I can’t write a piece about building a morning routine without writing about failure. By all statistical categories, I failed my 30-day morning routine challenge. Even today, the second to last day of February, I still haven’t nailed down a reliable schedule.
And February was one of my easier 30-day challenges.
So if I’m going to be successful through the rest of the year, I must learn to accept failure. So instead of beating myself up over not building a morning routine, I’ve instead focused on where I’ve succeeded.
I have found a couple of morning activities that are really important to me: breakfast with my wife, and reading in the car. Those two combined make for an excellent start to building a new morning routine. I’ve also made it a point to reach out to friends more often that way, my introvert time feels special (and sometimes needed). And most importantly, I’ve begun to formalize my 30-day challenge plans for March.
Fitness instructor Amanda Vogel writes in Fitness Journal, “Give them (clients) a heads-up that it’s one glitch in the fitness journey, not the stop point.
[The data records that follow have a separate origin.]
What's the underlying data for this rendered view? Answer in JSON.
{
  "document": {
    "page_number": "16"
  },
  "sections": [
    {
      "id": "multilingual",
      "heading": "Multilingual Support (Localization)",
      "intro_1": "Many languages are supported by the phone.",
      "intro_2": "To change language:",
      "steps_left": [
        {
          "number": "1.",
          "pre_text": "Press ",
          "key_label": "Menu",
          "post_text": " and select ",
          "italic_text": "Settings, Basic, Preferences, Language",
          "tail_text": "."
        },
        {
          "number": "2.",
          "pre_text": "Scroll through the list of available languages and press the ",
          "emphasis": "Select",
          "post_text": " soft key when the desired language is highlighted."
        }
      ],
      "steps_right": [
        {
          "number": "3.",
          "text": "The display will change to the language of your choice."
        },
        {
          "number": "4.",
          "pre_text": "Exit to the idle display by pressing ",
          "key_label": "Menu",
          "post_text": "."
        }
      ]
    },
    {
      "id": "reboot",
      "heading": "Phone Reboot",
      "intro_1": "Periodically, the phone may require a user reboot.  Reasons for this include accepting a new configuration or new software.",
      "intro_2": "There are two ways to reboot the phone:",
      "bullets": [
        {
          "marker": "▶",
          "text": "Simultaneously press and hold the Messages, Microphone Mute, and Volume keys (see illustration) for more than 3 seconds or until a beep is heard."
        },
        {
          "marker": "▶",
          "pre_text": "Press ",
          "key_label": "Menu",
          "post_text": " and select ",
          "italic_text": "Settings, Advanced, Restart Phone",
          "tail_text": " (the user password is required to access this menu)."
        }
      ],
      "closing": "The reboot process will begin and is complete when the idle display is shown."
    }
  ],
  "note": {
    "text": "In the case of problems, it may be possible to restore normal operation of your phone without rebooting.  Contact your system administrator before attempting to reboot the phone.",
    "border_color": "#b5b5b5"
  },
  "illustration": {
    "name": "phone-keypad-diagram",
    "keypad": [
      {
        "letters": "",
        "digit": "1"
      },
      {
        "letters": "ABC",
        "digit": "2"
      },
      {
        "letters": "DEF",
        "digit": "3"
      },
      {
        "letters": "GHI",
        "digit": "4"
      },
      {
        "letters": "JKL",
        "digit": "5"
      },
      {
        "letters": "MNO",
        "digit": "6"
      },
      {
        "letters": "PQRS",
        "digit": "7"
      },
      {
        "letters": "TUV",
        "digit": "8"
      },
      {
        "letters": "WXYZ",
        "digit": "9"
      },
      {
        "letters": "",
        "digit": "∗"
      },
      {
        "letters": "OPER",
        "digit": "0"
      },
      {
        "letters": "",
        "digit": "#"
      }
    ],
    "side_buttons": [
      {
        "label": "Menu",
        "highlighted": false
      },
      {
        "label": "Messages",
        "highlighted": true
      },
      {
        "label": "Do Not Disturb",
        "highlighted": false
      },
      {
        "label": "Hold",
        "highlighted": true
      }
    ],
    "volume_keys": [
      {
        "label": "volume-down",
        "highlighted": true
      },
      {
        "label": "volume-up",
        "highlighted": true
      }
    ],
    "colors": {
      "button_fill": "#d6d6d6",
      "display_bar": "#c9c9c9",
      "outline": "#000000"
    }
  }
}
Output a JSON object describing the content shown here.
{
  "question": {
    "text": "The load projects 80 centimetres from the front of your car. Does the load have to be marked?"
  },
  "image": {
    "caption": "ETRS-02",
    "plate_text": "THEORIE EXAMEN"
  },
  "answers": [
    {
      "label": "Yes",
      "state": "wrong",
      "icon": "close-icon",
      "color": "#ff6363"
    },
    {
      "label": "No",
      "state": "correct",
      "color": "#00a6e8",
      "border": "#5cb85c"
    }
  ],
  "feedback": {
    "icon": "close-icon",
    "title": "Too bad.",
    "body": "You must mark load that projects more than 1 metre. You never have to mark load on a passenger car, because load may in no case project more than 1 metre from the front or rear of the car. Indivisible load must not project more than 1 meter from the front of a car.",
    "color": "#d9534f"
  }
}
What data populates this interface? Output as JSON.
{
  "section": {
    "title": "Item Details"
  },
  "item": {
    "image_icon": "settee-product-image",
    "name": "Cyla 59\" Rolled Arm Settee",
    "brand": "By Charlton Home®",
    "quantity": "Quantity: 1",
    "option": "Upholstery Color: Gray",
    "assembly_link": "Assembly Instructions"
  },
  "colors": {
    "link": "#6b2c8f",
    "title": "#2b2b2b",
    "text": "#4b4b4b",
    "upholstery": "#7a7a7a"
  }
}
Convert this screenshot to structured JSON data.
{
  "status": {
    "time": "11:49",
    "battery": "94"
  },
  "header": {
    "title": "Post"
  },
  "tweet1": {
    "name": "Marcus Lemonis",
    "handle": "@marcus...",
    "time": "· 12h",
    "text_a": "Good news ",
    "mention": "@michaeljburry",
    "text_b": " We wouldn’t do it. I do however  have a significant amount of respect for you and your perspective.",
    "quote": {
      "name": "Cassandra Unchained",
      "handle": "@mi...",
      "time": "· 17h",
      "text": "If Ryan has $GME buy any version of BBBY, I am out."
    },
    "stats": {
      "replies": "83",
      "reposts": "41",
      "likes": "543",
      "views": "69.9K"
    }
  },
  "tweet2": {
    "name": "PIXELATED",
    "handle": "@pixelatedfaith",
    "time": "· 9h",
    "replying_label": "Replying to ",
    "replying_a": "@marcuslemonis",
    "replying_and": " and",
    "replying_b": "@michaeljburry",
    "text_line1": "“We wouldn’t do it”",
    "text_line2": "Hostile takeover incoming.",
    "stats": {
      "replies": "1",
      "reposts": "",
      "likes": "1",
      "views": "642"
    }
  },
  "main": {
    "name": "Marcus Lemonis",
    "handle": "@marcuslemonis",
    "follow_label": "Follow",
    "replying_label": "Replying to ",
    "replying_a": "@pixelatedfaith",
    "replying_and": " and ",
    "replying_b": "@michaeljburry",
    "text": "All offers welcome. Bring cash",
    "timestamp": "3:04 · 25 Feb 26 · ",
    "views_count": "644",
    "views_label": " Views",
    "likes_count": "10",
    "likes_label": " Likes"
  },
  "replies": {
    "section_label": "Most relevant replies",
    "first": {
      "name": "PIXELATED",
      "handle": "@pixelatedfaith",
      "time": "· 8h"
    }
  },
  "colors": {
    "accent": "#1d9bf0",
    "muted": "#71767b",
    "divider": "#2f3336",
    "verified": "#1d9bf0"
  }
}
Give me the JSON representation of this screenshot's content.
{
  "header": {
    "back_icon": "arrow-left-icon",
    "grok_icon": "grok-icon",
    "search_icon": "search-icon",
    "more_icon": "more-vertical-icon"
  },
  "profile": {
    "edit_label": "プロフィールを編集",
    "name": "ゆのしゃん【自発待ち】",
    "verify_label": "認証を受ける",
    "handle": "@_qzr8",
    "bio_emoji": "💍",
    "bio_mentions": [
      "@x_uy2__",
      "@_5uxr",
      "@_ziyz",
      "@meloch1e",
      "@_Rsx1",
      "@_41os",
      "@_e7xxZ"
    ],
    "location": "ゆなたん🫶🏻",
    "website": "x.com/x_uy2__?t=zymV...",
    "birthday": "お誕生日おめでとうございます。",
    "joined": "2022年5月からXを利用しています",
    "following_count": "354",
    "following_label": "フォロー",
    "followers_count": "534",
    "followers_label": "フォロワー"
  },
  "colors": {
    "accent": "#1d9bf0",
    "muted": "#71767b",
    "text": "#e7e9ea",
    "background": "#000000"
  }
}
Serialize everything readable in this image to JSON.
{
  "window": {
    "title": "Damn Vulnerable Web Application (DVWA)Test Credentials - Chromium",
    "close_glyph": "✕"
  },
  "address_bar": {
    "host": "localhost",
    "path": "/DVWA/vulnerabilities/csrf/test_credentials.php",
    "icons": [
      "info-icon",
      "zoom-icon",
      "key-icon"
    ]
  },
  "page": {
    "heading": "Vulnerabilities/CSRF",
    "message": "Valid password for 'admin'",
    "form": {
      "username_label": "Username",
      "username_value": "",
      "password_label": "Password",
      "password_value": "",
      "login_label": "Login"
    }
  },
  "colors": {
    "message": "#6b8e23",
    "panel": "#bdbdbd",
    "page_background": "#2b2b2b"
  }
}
When we address the possibility of a significant setback with new and existing clients, we can help them leverage failure to eventually excel.” Vogel continues to argue that failure is critical to our success, and for me, not completing my second 30-day challenge might be the push I need to work even harder throughout 2020.
Building the perfect morning routine was far more complicated than I thought it would be. But by not succeeding this month, I formulated a plan for me to be successful throughout the rest of the year. Onto day number two of March’s 30-day challenge.